When a plump, healthy calf is slaughtered which has been fed on the milk of the mother cow, there are found in the lower throat and near the heart two small lumps of flesh, weighing perhaps half a pound, termed "sweetbreads." These, when properly Cooked, are about the most delectable and nutritious morsels known to mankind in the line of animal food. They are the pancreatic glands, and their function in the animal economy is to assimilate the oily portions of the food. In the milk calf, therefore, the sweetbread may be almost said to be composed of assimilated cream. In the older animal, or when the calf is turned out to grass, these glands either shrink away or become tough, so that they are no longer the same dainty article. Care must be taken in preparing.

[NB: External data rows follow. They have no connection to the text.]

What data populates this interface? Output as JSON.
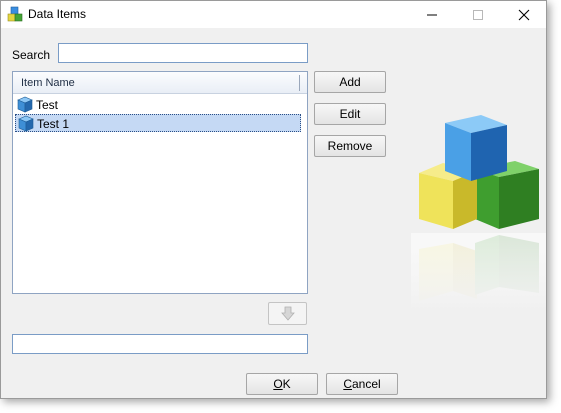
{
  "window": {
    "title": "Data Items",
    "app_icon": "data-cubes-icon",
    "controls": [
      "minimize-icon",
      "maximize-icon",
      "close-icon"
    ]
  },
  "search": {
    "label": "Search",
    "value": "",
    "placeholder": ""
  },
  "list": {
    "column_header": "Item Name",
    "item_icon": "cube-icon",
    "items": [
      {
        "label": "Test",
        "selected": false
      },
      {
        "label": "Test 1",
        "selected": true
      }
    ]
  },
  "buttons": {
    "add": "Add",
    "edit": "Edit",
    "remove": "Remove",
    "move_down_icon": "arrow-down-icon"
  },
  "bottom_field": {
    "value": ""
  },
  "footer": {
    "ok_accel": "O",
    "ok_rest": "K",
    "cancel_accel": "C",
    "cancel_rest": "ancel"
  },
  "colors": {
    "selection": "#c5d9f4",
    "cube_blue": "#3f8fd8",
    "cube_yellow": "#e8d84a",
    "cube_green": "#4aa83a"
  }
}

Blanch the sweetbreads in cold water, remove the veins and skin. Then put in cold water again with one tablespoon of vinegar or lemon juice, and let them remain half an hour. Remove from the water, dry on a cloth, sprinkle with salt and white pepper. Lard them with very narrow strips of salt pork with a larding needle; or lay narrow strips of salt pork or bacon over the top. Bake fifteen minutes. Serve very hot with brown sauce.
Prepare and cut sweetbreads in slices and broil and serve with broiled beefsteak.
Put sweetbreads into cold water, remove brains, then squeeze over them a little lemon juice. Put them in boiling water; cook twenty minutes. Take them out and throw them into cold water to harden. Cut in small pieces. Put into the double boiler one cup of cream, salt, pepper and grating of nutmeg. Have a few tomatoes cooking. Take one tablespoon of butter, melt as before directed. Add a tablespoon of flour, then a little cream, and strain some of the tomatoes into this mixture, so as to make a light pink. Add the sweetbreads. Ornament with shredded olives.
Prepare sweetbreads the same as for Sweetbreads a la Creme. If you have dark stock use that, but if not, prepare as follows: Two pounds of lean beef cut in small pieces and put into a crock in a slow oven, with a little salt and one tablespoon of cold water; cook one hour, take out, add one-half cup of boiling water, strain into double boiler. Roux: Take one tablespoon of butter in cold pan, let it get brown but not burnt, add two tablespoons of browned flour, a few drops of onion and lemon juice, a little tomato catsup and Worcestershire sauce; season. Pour some of the gravy over this, then put all into the gravy and cook five minutes. Serve hot, with toasted bread. Have the sweetbreads browned and add to the gravy. Add a half cup of sherry or brandy if liked.
Brains can be cooked by any recipe for sweetbreads. They require but ten minutes to boil.
Divide one medium size lobster or craw-tish in half, remove the coral and creamy green fat and put one side. Cut the meat into small pieces, put into a saucepan four tablespoons of butter; when it creams add a half cup of Madeira or sherry, reduce to one-half. Put a cup of cream in a double boiler; when hot season with salt and cayenne pepper. Pour this gradually over the butter mixture and return to double boiler. Pound to a paste the coral and fat and stir into the sauce, add the yolks of three well-beaten eggs, add the lobster; heat through and serve.
Take a quarter of a pound of bacon, cut up in small pieces; one-half pound of veal liver cut in small pieces. Fry the bacon, add the liver, add a clove of garlic, a chalot, a bay leaf, half a chopped carrot, some of turnip, salt and pepper; stew till cooked. Pound all together with a few mushrooms. Pass through a wire sieve. Stuff two birds with this forcemeat. Put pieces of butter or lard on the breast and bake from eight to ten minutes, basting often. Add a cup of stock to the baking pan; thicken; put in two tablespoons of currant jelly. Season and serve.
Take a mold, set on ice and water, and fill to the depth of quarter of an inch with dissolved aspic jelly.
When this is set cut in fancy shapes with French cutters hard-boiled eggs, truffles, pickles and cooked beet. Arrange them in patterns and carefully put another layer of jelly. Arrange fillets of chicken that have been cooked and cut in nice shapes, neatly all round; pour over more jelly, then pour over a thick mayonnaise. Fill up the mould; put away in ice chest to harden.
Reduce one quart of white or dark consomme to two-thirds of a quart. Pour some in a mould about one-quarter of an inch in depth; place on ice and water until it jellies; lay on some of the following cooked meats, free from bones (not allowing the pieces to touch the sides of the mould): chicken, game, tongue, or either of them. Cover with the remainder of consomme, so as to have the same thickness at the top as at the bottom. Place in a refrigerator until it jellies; then dip mold in warm water, turn on a dish. (Cold entree).